La norme DORA exige une authentification multifactorielle (MFA) résistante au phishing, une surveillance continue des comportements d'accès et une authentification qui reste opérationnelle en cas de panne. Les clés de sécurité matérielles, l'authentification basée sur les risques et les capacités de basculement hybrides — telles que celles proposées dans RSA ID Plus—ont été spécialement conçus pour répondre à ces exigences.
Le RGPD régit la protection des données à caractère personnel : la manière dont elles sont collectées, stockées et traitées. La directive DORA régit la résilience opérationnelle : elle détermine si les établissements financiers sont en mesure d’assurer le bon fonctionnement de leurs systèmes informatiques et de se remettre en état après des perturbations. Ces deux cadres se recoupent en ce qui concerne les données d’identité, mais la directive DORA porte principalement sur la continuité des activités, et non sur le traitement des données.

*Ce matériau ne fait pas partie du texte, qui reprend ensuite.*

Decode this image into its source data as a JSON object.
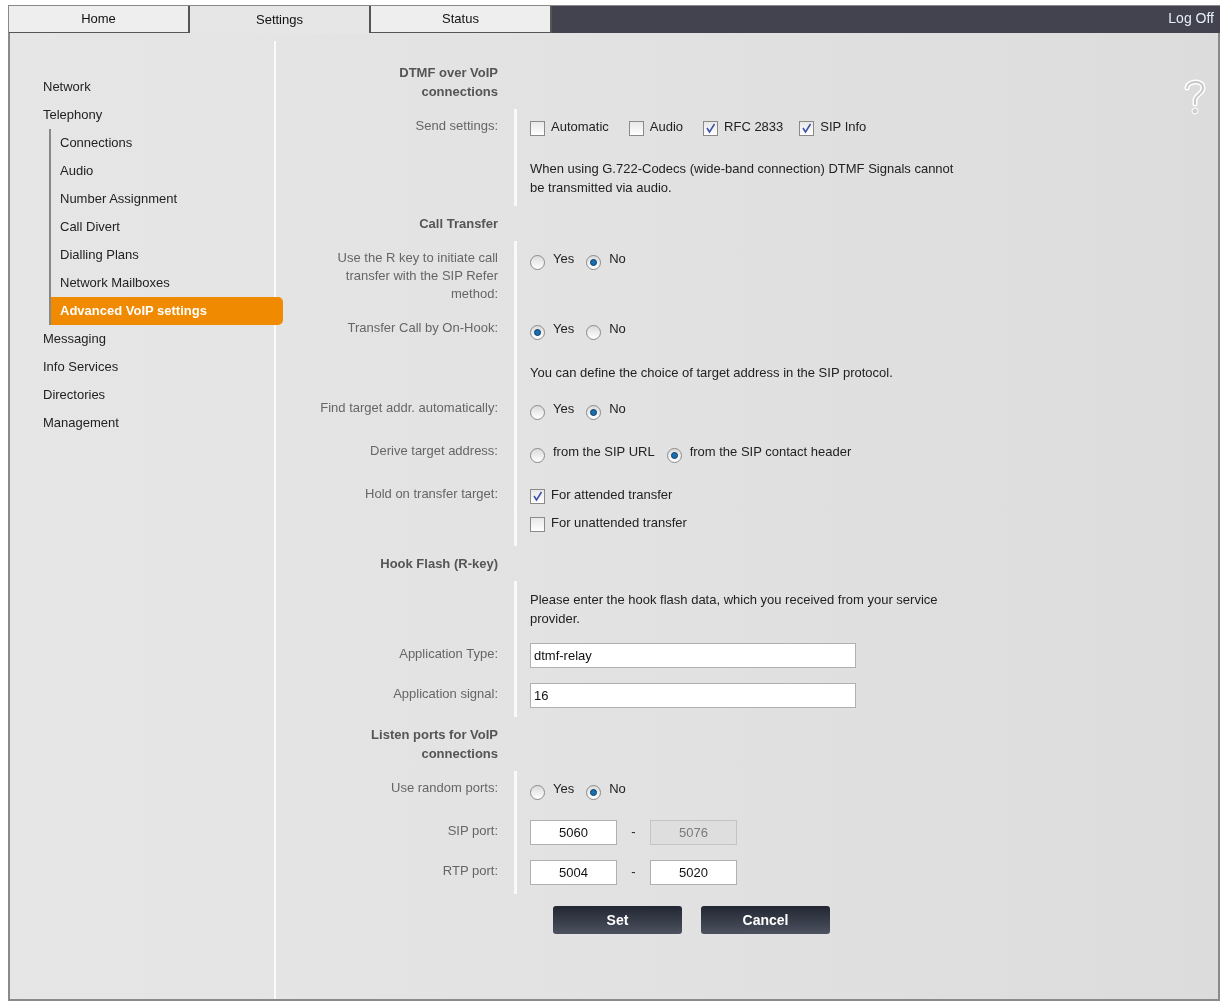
{
  "tabs": [
    {
      "label": "Home",
      "selected": false
    },
    {
      "label": "Settings",
      "selected": true
    },
    {
      "label": "Status",
      "selected": false
    }
  ],
  "log_off": "Log Off",
  "sidebar": {
    "items": [
      {
        "label": "Network",
        "selected": false
      },
      {
        "label": "Telephony",
        "selected": false,
        "children": [
          {
            "label": "Connections",
            "selected": false
          },
          {
            "label": "Audio",
            "selected": false
          },
          {
            "label": "Number Assignment",
            "selected": false
          },
          {
            "label": "Call Divert",
            "selected": false
          },
          {
            "label": "Dialling Plans",
            "selected": false
          },
          {
            "label": "Network Mailboxes",
            "selected": false
          },
          {
            "label": "Advanced VoIP settings",
            "selected": true
          }
        ]
      },
      {
        "label": "Messaging",
        "selected": false
      },
      {
        "label": "Info Services",
        "selected": false
      },
      {
        "label": "Directories",
        "selected": false
      },
      {
        "label": "Management",
        "selected": false
      }
    ]
  },
  "sections": [
    {
      "title": "DTMF over VoIP connections",
      "rows": [
        {
          "kind": "checkboxes",
          "label": "Send settings:",
          "options": [
            {
              "label": "Automatic",
              "checked": false
            },
            {
              "label": "Audio",
              "checked": false
            },
            {
              "label": "RFC 2833",
              "checked": true
            },
            {
              "label": "SIP Info",
              "checked": true
            }
          ]
        },
        {
          "kind": "note",
          "text": "When using G.722-Codecs (wide-band connection) DTMF Signals cannot be transmitted via audio."
        }
      ]
    },
    {
      "title": "Call Transfer",
      "rows": [
        {
          "kind": "radios",
          "label": "Use the R key to initiate call transfer with the SIP Refer method:",
          "options": [
            {
              "label": "Yes",
              "selected": false
            },
            {
              "label": "No",
              "selected": true
            }
          ]
        },
        {
          "kind": "radios",
          "label": "Transfer Call by On-Hook:",
          "options": [
            {
              "label": "Yes",
              "selected": true
            },
            {
              "label": "No",
              "selected": false
            }
          ]
        },
        {
          "kind": "note",
          "text": "You can define the choice of target address in the SIP protocol."
        },
        {
          "kind": "radios",
          "label": "Find target addr. automatically:",
          "options": [
            {
              "label": "Yes",
              "selected": false
            },
            {
              "label": "No",
              "selected": true
            }
          ]
        },
        {
          "kind": "radios",
          "label": "Derive target address:",
          "options": [
            {
              "label": "from the SIP URL",
              "selected": false
            },
            {
              "label": "from the SIP contact header",
              "selected": true
            }
          ]
        },
        {
          "kind": "checklist",
          "label": "Hold on transfer target:",
          "options": [
            {
              "label": "For attended transfer",
              "checked": true
            },
            {
              "label": "For unattended transfer",
              "checked": false
            }
          ]
        }
      ]
    },
    {
      "title": "Hook Flash (R-key)",
      "rows": [
        {
          "kind": "note",
          "text": "Please enter the hook flash data, which you received from your service provider."
        },
        {
          "kind": "text",
          "label": "Application Type:",
          "value": "dtmf-relay"
        },
        {
          "kind": "text",
          "label": "Application signal:",
          "value": "16"
        }
      ]
    },
    {
      "title": "Listen ports for VoIP connections",
      "rows": [
        {
          "kind": "radios",
          "label": "Use random ports:",
          "options": [
            {
              "label": "Yes",
              "selected": false
            },
            {
              "label": "No",
              "selected": true
            }
          ]
        },
        {
          "kind": "range",
          "label": "SIP port:",
          "from": {
            "value": "5060",
            "disabled": false
          },
          "separator": "-",
          "to": {
            "value": "5076",
            "disabled": true
          }
        },
        {
          "kind": "range",
          "label": "RTP port:",
          "from": {
            "value": "5004",
            "disabled": false
          },
          "separator": "-",
          "to": {
            "value": "5020",
            "disabled": false
          }
        }
      ]
    }
  ],
  "buttons": [
    "Set",
    "Cancel"
  ]
}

La gestion des risques liés à l'identité consiste à évaluer en permanence le niveau de risque associé aux utilisateurs, aux appareils et aux tentatives d'accès, puis à adapter les exigences d'authentification en temps réel en fonction de ces signaux. Dans le cadre de la DORA, cette approche est au cœur d'une gestion proactive des risques liés aux TIC, contrairement au modèle réactif, reposant uniquement sur des politiques, proposé par les outils IAM traditionnels.